Kurz vorm ersten Lockdown besuchte ich einen Vortrag von Klaus Farin, dem Hirnkost-Macher. Wir kamen ins Gespräch, ich schickte ihm meine Geschichten und so entwickelte sich die Zusammenarbeit. Da uns durch den Lockdown mehr Zeit blieb, nahm die Sache endlich Fahrt auf. Insofern war Corona mitverantwortlich, dass das Buchprojekt letztendlich abgeschlossen wurde.

Du schreibst in der dritten Person Singular. Warst du durch diese Erzählperspektive eine gewisse Distanz zu den erlebten Geschichten oder ist das deine Methode der geistigen Verarbeitung?

Gut erkannt. Ja, ich wollte etwas Distanz zu meiner Person. Auch kann es gut sein, dass es mir bei der Verarbeitung half. Ich zieh ja ganz schön blank im Buch.

Shitsingle ist zu 77,77 Prozent autobiografisch. Das ist auch ein Grund, weshalb mir die dritte Person passender erschien.

An welche Anekdote, die du im Buch erwähnt, erinnerst du dich besonders gerne?

Zum Beispiel an die legendäre Flugscheißer-Geschichte. Vielleicht, weil ich dort nur eine Nebenrolle spiele und sie nicht schmerzhaft für mich ausgeht. Aber ich mag alle Geschichten gern.

„Erfolg ist die Fähigkeit von einem Misserfolg zum anderen zu gehen, ohne dabei die Begeisterung zu verlieren.“ (Winston Churchill) Dieses Zitat ist meiner Meinung nach auch als Fazit deines Buches geeignet. Ist es vielleicht sogar dein Lebensmotto?
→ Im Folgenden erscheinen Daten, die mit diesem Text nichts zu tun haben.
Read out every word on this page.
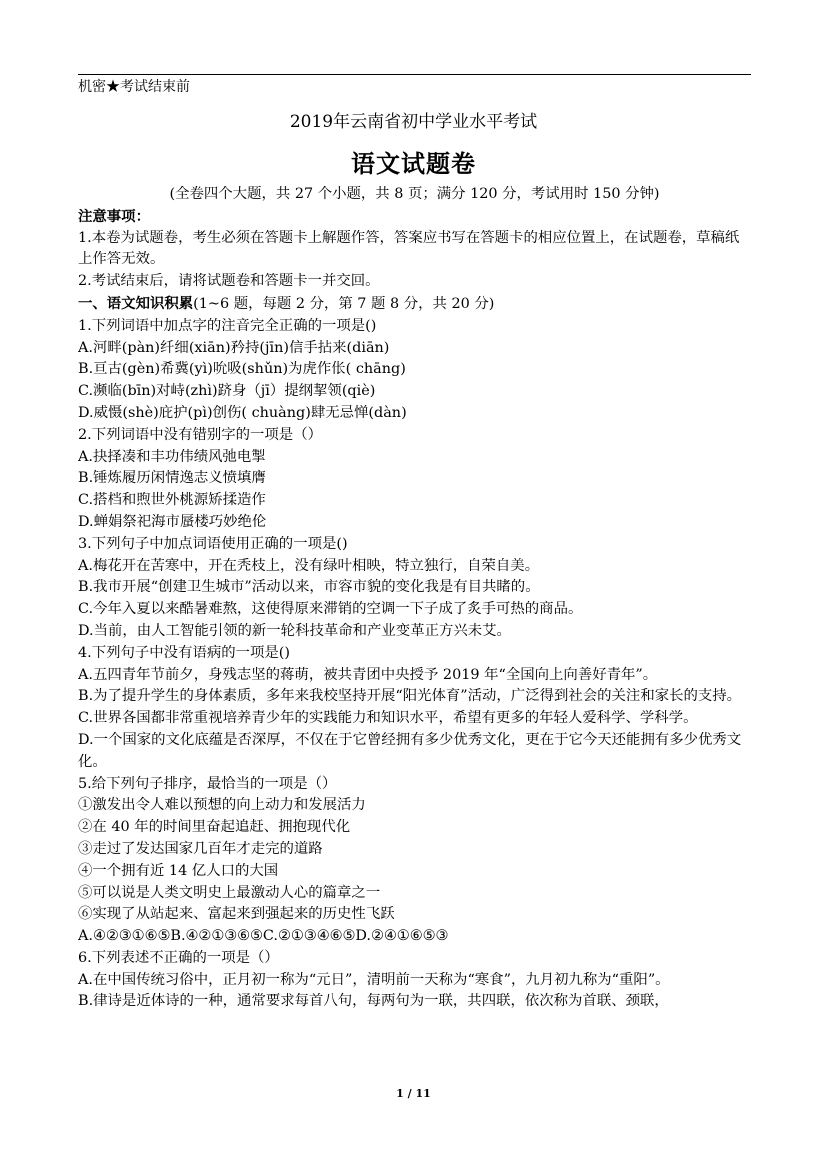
机密★考试结束前
2019年云南省初中学业水平考试
语文试题卷
(全卷四个大题，共 27 个小题，共 8 页；满分 120 分，考试用时 150 分钟)
注意事项：
1.本卷为试题卷，考生必须在答题卡上解题作答，答案应书写在答题卡的相应位置上，在试题卷，草稿纸上作答无效。
2.考试结束后，请将试题卷和答题卡一并交回。
一、语文知识积累(1~6 题，每题 2 分，第 7 题 8 分，共 20 分)
1.下列词语中加点字的注音完全正确的一项是()
A.河畔(pàn)纤细(xiān)矜持(jīn)信手拈来(diān)
B.亘古(gèn)希冀(yì)吮吸(shǔn)为虎作伥( chāng)
C.濒临(bīn)对峙(zhì)跻身（jī）提纲挈领(qiè)
D.威慑(shè)庇护(pì)创伤( chuàng)肆无忌惮(dàn)
2.下列词语中没有错别字的一项是（）
A.抉择凑和丰功伟绩风弛电掣
B.锤炼履历闲情逸志义愤填膺
C.搭档和煦世外桃源矫揉造作
D.蝉娟祭祀海市蜃楼巧妙绝伦
3.下列句子中加点词语使用正确的一项是()
A.梅花开在苦寒中，开在秃枝上，没有绿叶相映，特立独行，自荣自美。
B.我市开展“创建卫生城市”活动以来，市容市貌的变化我是有目共睹的。
C.今年入夏以来酷暑难熬，这使得原来滞销的空调一下子成了炙手可热的商品。
D.当前，由人工智能引领的新一轮科技革命和产业变革正方兴未艾。
4.下列句子中没有语病的一项是()
A.五四青年节前夕，身残志坚的蒋萌，被共青团中央授予 2019 年“全国向上向善好青年”。
B.为了提升学生的身体素质，多年来我校坚持开展“阳光体育”活动，广泛得到社会的关注和家长的支持。
C.世界各国都非常重视培养青少年的实践能力和知识水平，希望有更多的年轻人爱科学、学科学。
D.一个国家的文化底蕴是否深厚，不仅在于它曾经拥有多少优秀文化，更在于它今天还能拥有多少优秀文化。
5.给下列句子排序，最恰当的一项是（）
①激发出令人难以预想的向上动力和发展活力
②在 40 年的时间里奋起追赶、拥抱现代化
③走过了发达国家几百年才走完的道路
④一个拥有近 14 亿人口的大国
⑤可以说是人类文明史上最激动人心的篇章之一
⑥实现了从站起来、富起来到强起来的历史性飞跃
A.④②③①⑥⑤B.④②①③⑥⑤C.②①③④⑥⑤D.②④①⑥⑤③
6.下列表述不正确的一项是（）
A.在中国传统习俗中，正月初一称为“元日”，清明前一天称为“寒食”，九月初九称为“重阳”。
B.律诗是近体诗的一种，通常要求每首八句，每两句为一联，共四联，依次称为首联、颈联，
1 / 11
Yeah, das trifft es schon irgendwie. Man sollte sich seine Naivität bewahren und nicht am Spaße sparen. Und ist die Frage erlaubt, was ist Erfolg überhaupt? Ich reim hier wie bekloppt dumm rum. Jedenfalls sind Verlierer-Storys doch weitaus lustiger und lehrreicher, als irgendwelche glamourösen Gewinner-Geschichten. Ich denke, damit stehe ich nicht alleine da.

Wie dem auch sei, Sven, vielen Dank für Dein Interesse, Deine Fragen und beste Grüße an alle hier…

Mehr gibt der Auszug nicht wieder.